Regina stava piangendo, anche se mai avrebbe dato importanza alle lacrime che le rigavano il volto, anche se avrebbe sempre finto che non ci fosse niente che la turbava. “No. Esisto. E non conta assolutamente niente. Posso esistere finché voglio, ma questo non ha importanza. Credevo di non aver paura, credevo che non mi sarei fermata, ma io ho paura. Io sono ferma. E avere qualcuno da perdere non aiuta. Lasciami qui. Vai via. Esci subito, prendi il corridoio sulla destra, scendi le scale fino in fondo ed esci dalla finestra della cucina. Vai. E fingi di non avermi mai conosciuta.”

“Non chiedermelo. Sai che non lo farò. Non sto cercando di salvare la giovane donna di cui mi sono innamorata, ma la ragazza che ho visto aver terrore di sua madre. Non dovrebbe essere così. E non potrò mai vivere tranquilla, sapendo che è così.

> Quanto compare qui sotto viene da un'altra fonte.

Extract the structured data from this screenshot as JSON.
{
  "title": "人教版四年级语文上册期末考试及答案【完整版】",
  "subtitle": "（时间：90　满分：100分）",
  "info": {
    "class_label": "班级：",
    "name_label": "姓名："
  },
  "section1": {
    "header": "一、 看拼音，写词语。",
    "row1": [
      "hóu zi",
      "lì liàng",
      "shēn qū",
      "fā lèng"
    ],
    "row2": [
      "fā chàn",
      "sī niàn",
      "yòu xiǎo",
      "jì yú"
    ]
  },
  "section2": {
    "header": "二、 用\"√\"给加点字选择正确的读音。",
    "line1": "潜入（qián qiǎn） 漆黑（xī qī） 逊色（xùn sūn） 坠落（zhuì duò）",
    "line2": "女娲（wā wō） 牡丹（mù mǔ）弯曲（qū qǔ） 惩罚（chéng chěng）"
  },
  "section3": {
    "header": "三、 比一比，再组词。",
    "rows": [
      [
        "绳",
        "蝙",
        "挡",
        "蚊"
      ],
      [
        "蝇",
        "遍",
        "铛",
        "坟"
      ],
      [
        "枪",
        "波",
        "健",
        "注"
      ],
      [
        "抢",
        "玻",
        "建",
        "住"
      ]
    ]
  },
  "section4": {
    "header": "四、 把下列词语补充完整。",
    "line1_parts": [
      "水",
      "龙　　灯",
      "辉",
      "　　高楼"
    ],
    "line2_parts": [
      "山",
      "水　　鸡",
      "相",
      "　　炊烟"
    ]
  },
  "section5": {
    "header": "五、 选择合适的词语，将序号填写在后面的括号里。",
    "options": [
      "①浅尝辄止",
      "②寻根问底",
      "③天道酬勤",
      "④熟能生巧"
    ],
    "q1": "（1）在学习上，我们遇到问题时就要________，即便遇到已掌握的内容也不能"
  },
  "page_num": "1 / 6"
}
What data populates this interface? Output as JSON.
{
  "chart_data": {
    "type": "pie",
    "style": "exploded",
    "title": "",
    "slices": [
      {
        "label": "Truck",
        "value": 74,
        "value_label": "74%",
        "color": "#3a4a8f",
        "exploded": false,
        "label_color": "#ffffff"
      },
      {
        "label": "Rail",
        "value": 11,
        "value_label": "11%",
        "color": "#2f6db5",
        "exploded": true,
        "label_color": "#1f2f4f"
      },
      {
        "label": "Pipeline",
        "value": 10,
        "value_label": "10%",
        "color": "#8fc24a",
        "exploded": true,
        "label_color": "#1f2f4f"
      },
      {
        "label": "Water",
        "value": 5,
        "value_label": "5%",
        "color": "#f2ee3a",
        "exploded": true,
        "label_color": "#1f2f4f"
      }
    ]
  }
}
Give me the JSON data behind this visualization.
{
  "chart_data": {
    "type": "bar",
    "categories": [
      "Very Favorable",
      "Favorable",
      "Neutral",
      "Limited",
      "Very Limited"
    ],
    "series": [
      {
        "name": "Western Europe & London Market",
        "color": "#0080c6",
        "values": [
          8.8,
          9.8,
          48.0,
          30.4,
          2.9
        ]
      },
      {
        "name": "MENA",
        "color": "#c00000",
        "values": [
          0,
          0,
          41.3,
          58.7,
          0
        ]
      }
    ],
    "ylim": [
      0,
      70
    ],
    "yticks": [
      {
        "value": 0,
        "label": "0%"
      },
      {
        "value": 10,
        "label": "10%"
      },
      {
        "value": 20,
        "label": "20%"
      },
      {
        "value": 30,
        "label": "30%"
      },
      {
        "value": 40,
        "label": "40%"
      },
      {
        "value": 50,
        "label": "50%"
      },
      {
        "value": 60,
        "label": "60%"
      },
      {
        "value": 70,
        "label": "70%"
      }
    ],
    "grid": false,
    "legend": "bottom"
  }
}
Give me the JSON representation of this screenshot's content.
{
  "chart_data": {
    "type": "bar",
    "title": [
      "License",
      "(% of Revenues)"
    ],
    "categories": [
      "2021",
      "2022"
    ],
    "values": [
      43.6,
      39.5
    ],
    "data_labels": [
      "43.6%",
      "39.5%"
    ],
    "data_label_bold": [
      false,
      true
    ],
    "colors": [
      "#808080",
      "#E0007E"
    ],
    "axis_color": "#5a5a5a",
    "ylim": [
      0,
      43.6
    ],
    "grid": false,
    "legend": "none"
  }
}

Regina ascoltami, per favore.”
“Ascolta tu! Ci tengo davvero a te, ma non posso permettermi di avere debolezze. Non posso cambiare quello che sono né la mia situazione quindi vai. Vai via!
“NO!”
“Non era una domanda. Non è il tuo corpo quello che stanotte ha sentito ogni centimetro della sua pelle infuocato, bruciato dall’acido, punto da migliaia di spilli e congelato allo stesso tempo. Non dire di non potertene andare, perché puoi farlo, e anzi, gioveresti solo, facendolo.” Sentì la testa di Emma cedere, abbandonata sulla sua spalla, e la voce della bionda implorarla di non restare lì. I loro corpi schiacciati contro la parete non avevano bisogno di parole per capirsi. Emma le prese la mano, e la guidò fuori da quella camera, senza voler sentire altre ragioni. “Fuggi con me.” Solo una stretta di mano fu necessaria, come risposta.
Regina guidò Emma dove le aveva indicato, ma sapeva che lei non sarebbe potuta uscire , non senza essere notata. Sapeva però altrettanto bene di avere qualcuno di cui potersi fidare, qualcuno che la amava in modo semplice, protettivo. “Emma, promettimi che correrai ed uscirai di qui se te lo dico.” “Non farmi fare promesse che non manterrò” Cercò di scherzare la bionda, ottenendo solo uno sguardo severo come risposta “Lo prometto, ma questo non significa che non tornerò.” E questa promessa non richiesta fece sorridere Regina, la fece sorridere davvero, perché per quanto desiderasse che Emma fosse al sicuro, non poteva negare di amare averla al suo fianco. Regina sorrise, prima di andare da suo padre.

[N.d.A. Buonasera a tutti! (E buon anno in ritardo) Mi spiace che il capitolo sia arrivato così tardi, soprattutto perché l’ho scritto quasi tutto una settimana fa, ma sono nel caos più totale, ho un sacco di impegni, di preoccupazioni, di delusioni e insuccessi che continuano a tormentare  la mia vita mortale. Paradossalmente, la scuola ultimamente è il meno peggio, perché nonostante mi impegni tanto da stressarmi e mi riempia di scocciature è l’unica a sembrare non volermi deludere e demoralizzare. Okay, la smetto di stressarvi.
Penso che il prossimo capitolo sarà l’ultimo, perché veramente credo che la storia stia per finire, anche se mi spiace non essere arrivata nemmeno a dieci capitoli (l’idea iniziale era di scriverne undici)
Ho cercato in questo capitolo di tener conto dei vostri consigli, mi hanno fatto tutti molto piacere, e spero di averli sfruttati al meglio. Se vi va, ditemi cosa ne pensate. 
Grazie di cuore a tutti quelli che leggono e a chi recensisce. Mi strappate sempre un sorriso.